First collapses each for lists of regions s1 and s2 and then find the intersection.
- gain.utils.regions.regions2bedfile(regions: list[BedRegion], bed_filename: str) None[source]
Save list of regions into a BED file.
gain.utils.sql_utils module
gain.utils.stats_collection module
- class gain.utils.stats_collection.StatsCollection[source]
Bases:
MutableMapping[tuple[str, …],Any]Helper class for collection of variuos statistics.
This class would be used in the project in places where collection of statistics data about how components of the system work seems appropriate.
It provides a dict-like interface.
The keys are tuples of strings. The values could be anything, but usually they are numbers.
>>> stats = StatsCollection() >>> stats[("a",)] = 1 >>> stats[("a",)] 1 >>> stats.get(("a", 1))
The keys a treated as a hierarchy. You can get all values whose key’s start match the passed key. For example if you add following: >>> stats[(“b”, “1”)] = 42 >>> stats[(“b”, “2”)] = 43
you can get all values whose keys start with (“b”,…) using: >>> stats[(“b”,)] {(‘b’, ‘1’): 42, (‘b’, ‘2’): 43}
gain.utils.variant_utils module
Pure string utilities for variant manipulation.
- gain.utils.variant_utils.trim_parsimonious(pos: int, ref: str, alt: str) tuple[int, str, str][source]
Trim identical nucleotides on both ends and adjust position.
- gain.utils.variant_utils.trim_str_left(pos: int, ref: str, alt: str) tuple[int, str, str][source]
Trim identical nucleotides prefixes and adjust position accordingly.
- gain.utils.variant_utils.trim_str_left_right(pos: int, ref: str, alt: str) tuple[int, str, str][source]
gain.utils.verbosity_configuration module
Provides common configuration for loggers verbosity.
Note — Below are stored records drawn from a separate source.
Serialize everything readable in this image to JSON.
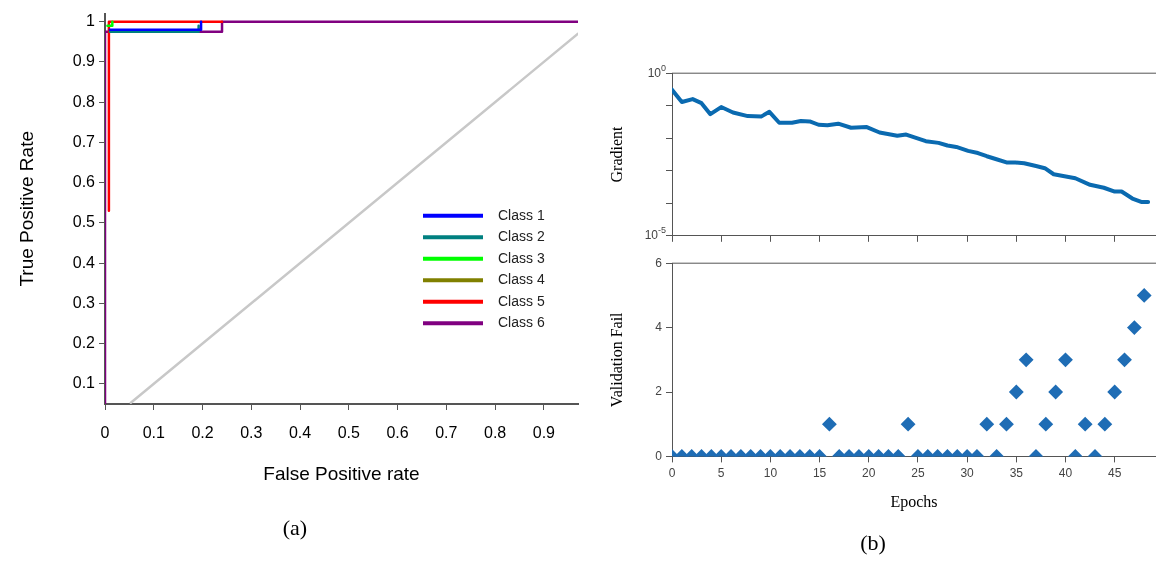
{
  "chart_data": [
    {
      "type": "line",
      "xlabel": "False Positive rate",
      "ylabel": "True Positive Rate",
      "xlim": [
        0,
        0.97
      ],
      "ylim": [
        0.05,
        1.02
      ],
      "xticks": [
        0,
        0.1,
        0.2,
        0.3,
        0.4,
        0.5,
        0.6,
        0.7,
        0.8,
        0.9
      ],
      "yticks": [
        0.1,
        0.2,
        0.3,
        0.4,
        0.5,
        0.6,
        0.7,
        0.8,
        0.9,
        1
      ],
      "grid": false,
      "legend": "bottom right",
      "marker": "none",
      "annotations": [
        "(a)"
      ],
      "series": [
        {
          "name": "Class 1",
          "color": "#0000ff",
          "x": [
            0.01,
            0.197,
            0.197
          ],
          "values": [
            0.98,
            0.98,
            1
          ]
        },
        {
          "name": "Class 2",
          "color": "#008080",
          "x": [
            0.01,
            0.192,
            0.192
          ],
          "values": [
            0.975,
            0.975,
            0.99
          ]
        },
        {
          "name": "Class 3",
          "color": "#00ff00",
          "x": [
            0.005,
            0.015,
            0.015
          ],
          "values": [
            0.99,
            0.99,
            1
          ]
        },
        {
          "name": "Class 4",
          "color": "#808000"
        },
        {
          "name": "Class 5",
          "color": "#ff0000",
          "x": [
            0.008,
            0.008,
            0.24
          ],
          "values": [
            0.53,
            1,
            1
          ]
        },
        {
          "name": "Class 6",
          "color": "#800080",
          "x": [
            0,
            0,
            0.24,
            0.24,
            0.97
          ],
          "values": [
            0.05,
            0.975,
            0.975,
            1,
            1
          ]
        },
        {
          "color": "#c8c8c8",
          "x": [
            0.053,
            0.97
          ],
          "values": [
            0.053,
            0.97
          ]
        }
      ]
    },
    {
      "type": "line",
      "ylabel": "Gradient",
      "log": true,
      "xlim": [
        0,
        49.2
      ],
      "ylim": [
        1e-05,
        1
      ],
      "xticks": [
        {
          "value": 0,
          "label": null
        },
        {
          "value": 5,
          "label": null
        },
        {
          "value": 10,
          "label": null
        },
        {
          "value": 15,
          "label": null
        },
        {
          "value": 20,
          "label": null
        },
        {
          "value": 25,
          "label": null
        },
        {
          "value": 30,
          "label": null
        },
        {
          "value": 35,
          "label": null
        },
        {
          "value": 40,
          "label": null
        },
        {
          "value": 45,
          "label": null
        }
      ],
      "yticks": [
        {
          "value": 1e-05,
          "label": "10$^{-5}$"
        },
        {
          "value": 0.0001,
          "label": null
        },
        {
          "value": 0.001,
          "label": null
        },
        {
          "value": 0.01,
          "label": null
        },
        {
          "value": 0.1,
          "label": null
        },
        {
          "value": 1,
          "label": "10$^{0}$"
        }
      ],
      "tick_labels": "y",
      "grid": false,
      "legend": false,
      "marker": "none",
      "series": [
        {
          "color": "#0a6ab0",
          "x": [
            0,
            1,
            2.1,
            3,
            3.9,
            5,
            6.2,
            7.7,
            9.1,
            9.9,
            10.9,
            12.2,
            13.1,
            14,
            14.9,
            15.8,
            16.9,
            18.2,
            19.8,
            21.1,
            22.9,
            23.8,
            25.8,
            27.1,
            28,
            28.9,
            30.1,
            31.1,
            32,
            32.9,
            34,
            34.9,
            35.8,
            37,
            37.9,
            38.8,
            39.9,
            41,
            42.5,
            43.9,
            45,
            45.7,
            46.8,
            47.7,
            48.4
          ],
          "values": [
            0.31,
            0.13,
            0.16,
            0.12,
            0.055,
            0.091,
            0.062,
            0.048,
            0.047,
            0.065,
            0.03,
            0.03,
            0.034,
            0.033,
            0.026,
            0.025,
            0.028,
            0.021,
            0.022,
            0.015,
            0.012,
            0.013,
            0.0081,
            0.0072,
            0.006,
            0.0054,
            0.0041,
            0.0035,
            0.0028,
            0.0023,
            0.0018,
            0.0018,
            0.0017,
            0.0014,
            0.0012,
            0.00078,
            0.00068,
            0.00059,
            0.00037,
            0.0003,
            0.00023,
            0.00023,
            0.00014,
            0.00011,
            0.00011
          ]
        }
      ]
    },
    {
      "type": "scatter",
      "xlabel": "Epochs",
      "ylabel": "Validation Fail",
      "xlim": [
        0,
        49.2
      ],
      "ylim": [
        0,
        6
      ],
      "xticks": [
        0,
        5,
        10,
        15,
        20,
        25,
        30,
        35,
        40,
        45
      ],
      "yticks": [
        0,
        2,
        4,
        6
      ],
      "grid": false,
      "legend": false,
      "marker": "diamond",
      "annotations": [
        "(b)"
      ],
      "series": [
        {
          "color": "#1f6db5",
          "x": [
            0,
            1,
            2,
            3,
            4,
            5,
            6,
            7,
            8,
            9,
            10,
            11,
            12,
            13,
            14,
            15,
            16,
            17,
            18,
            19,
            20,
            21,
            22,
            23,
            24,
            25,
            26,
            27,
            28,
            29,
            30,
            31,
            32,
            33,
            34,
            35,
            36,
            37,
            38,
            39,
            40,
            41,
            42,
            43,
            44,
            45,
            46,
            47,
            48
          ],
          "values": [
            0,
            0,
            0,
            0,
            0,
            0,
            0,
            0,
            0,
            0,
            0,
            0,
            0,
            0,
            0,
            0,
            1,
            0,
            0,
            0,
            0,
            0,
            0,
            0,
            1,
            0,
            0,
            0,
            0,
            0,
            0,
            0,
            1,
            0,
            1,
            2,
            3,
            0,
            1,
            2,
            3,
            0,
            1,
            0,
            1,
            2,
            3,
            4,
            5
          ]
        }
      ]
    }
  ]
}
- class gain.utils.verbosity_configuration.VerbosityConfiguration[source]
Bases:
objectDefines common configuration of verbosity for loggers.
- static adjust_verbosity(loglevel: int) None[source]
Set logging level according to the verbosity specified.
- static set(args: Namespace | dict[str, str]) None[source]
Read verbosity settings from parsed arguments and sets logger.